CBDオイルについて更に色々と調べて見ると

日本の脳腫瘍患者さんでも既にインターネットで購入されたり(少ないもののCBDオイルを使っている方のブログもある)、クリニックで処方されて摂取されている方はいる様だ。

確かに最近のニュースで医療大麻の話は良く聞くと思う。

特に2018年6月に医薬品としてCBDオイル「Epidiolex(エピディオレックス)」がアメリカ厚生労働省(FDA)の承認を得て薬として認められたこと。

今まで医療大麻は代替医療だったが、お医者さんが処方箋を出して保険でまかなわれる医療として流通するようになった。

日本では大麻取締法があり、大麻=逮捕を連想するが、海外では医療用として合法化の動きはあり、実際に治療実績も出始めているという現実。

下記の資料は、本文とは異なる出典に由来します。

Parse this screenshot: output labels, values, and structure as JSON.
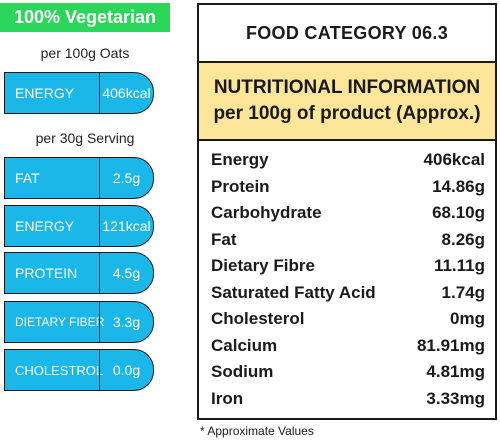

現在、医療大麻はがん患者の消耗(wasting)や吐き気・嘔吐や疼痛の緩和の目的で欧米など一部の国や地域で使用されている。

ただ現時点の日本では大麻取締法で医療大麻は使用できない。

しかし、カンナイビノイドの主要な薬効成分であるΔ9-テトラヒドロカンナビノール(Δ9-THC)には精神への作用、すなわち陶酔作用や気分の高揚、多幸感などがあるため、日本ではがん治療への使用が困難(THCの精神作用が大麻取締法で大麻の使用が禁止されているから)。

しかし、精神作用はテトラヒドロカンナビノールのみで、カンナビジオールなど他のカンナビノイドには精神作用はない。そのため、がん治療においてはカンナビジオールの利用が検討されている

実際、抗がん作用に関しては、テトラヒドロカンナビノール(精神作用があるために日本では禁止されている)よりカンナビジオール(精神作用が無いので日本でも規制の対象にはなっていない)の方が優れているという報告もある。

今の日本において、脳腫瘍の代替療法の一つとして検討できるCBDオイル。

ただ現状では代替療法という言葉だけでも批判的なのに、大学病院などでCBDオイルを相談したとしても『エビデンスがないので効果がない』といった回答しかないとは思う。

それでも何かしらの治療を探している人は、一度調べて見てほしい。

妻の場合、在宅医の許可をもらってCBDオイルを使ってみることにした。

効果があるのかどうかは正直わからないが

できることは

できる限りのことは

妻にしてあげたいと思っている。

生きていてほしいと思うから。

記事を通じて、少しでも誰かのお役に立てればと思っています。